Kirsten Rohrs stated in her Master’s Thesis on Long Island Samplers at the Cooper Hewitt that “the most substantial and important group (of samplers) are twenty-nine from the Huntington Historical Society, in Huntington, on the North Shore of Suffolk County.”  The number of samplers in this collection is probably due to the existence of the Huntington Academy where many local young women learned their skills.

 

 

Prior to the opening of the Academy System of schooling on Long Island, children were educated in their own homes or in the one room school house.  Some women, particularly adept at needlework, taught classes to groups of young women.  These teachers were called “Dames”.  There was, however, a need for a more formal approach to children’s education.  That is when the Academy System was developed.  The Academies taught various subjects other than reading and writing. 

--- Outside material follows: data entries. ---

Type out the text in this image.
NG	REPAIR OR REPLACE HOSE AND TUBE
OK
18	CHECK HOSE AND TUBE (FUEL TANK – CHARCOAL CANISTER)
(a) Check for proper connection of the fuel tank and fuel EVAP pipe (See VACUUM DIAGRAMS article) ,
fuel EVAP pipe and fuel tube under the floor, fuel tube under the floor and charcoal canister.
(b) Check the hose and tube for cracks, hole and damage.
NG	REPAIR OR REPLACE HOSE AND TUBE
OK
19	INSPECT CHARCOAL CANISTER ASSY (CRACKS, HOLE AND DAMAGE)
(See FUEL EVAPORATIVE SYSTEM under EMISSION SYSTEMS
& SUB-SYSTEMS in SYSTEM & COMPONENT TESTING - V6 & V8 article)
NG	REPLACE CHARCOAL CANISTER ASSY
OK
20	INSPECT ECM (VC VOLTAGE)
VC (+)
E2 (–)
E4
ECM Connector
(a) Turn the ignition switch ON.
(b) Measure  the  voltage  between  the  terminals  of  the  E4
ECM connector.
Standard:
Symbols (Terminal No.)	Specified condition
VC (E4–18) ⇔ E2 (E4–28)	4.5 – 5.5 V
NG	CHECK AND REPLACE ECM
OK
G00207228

It is important to note that “children’s education” in the late 18th and early 19th century refers to boys.  The Academies, however, perhaps because they were usually private offered courses focusing on the domestic arts for young women.  It was important for them to learn to sew in order to make their clothing and other necessities for their homes. 

The Huntington Academy was the fourth to open on Long Island.  It was located across from the existing Old First Presbyterian Church extant today.   There is an historical marker indicating the site of the school.  Many local young women attended that school which became known for its textile arts with the passage of time.

 Sampler making taught young women how to make fancy stitches.  Samplers contain numerals, the alphabet, in many forms, i.e. upper and lower case, printing and in script.  Therefore, a concomitant outcome was that they learned the foundations of reading and arithmetic while perfecting their stitches.  The presence of verses on the samplers also indicates exposure to reading, and in many cases fine literature.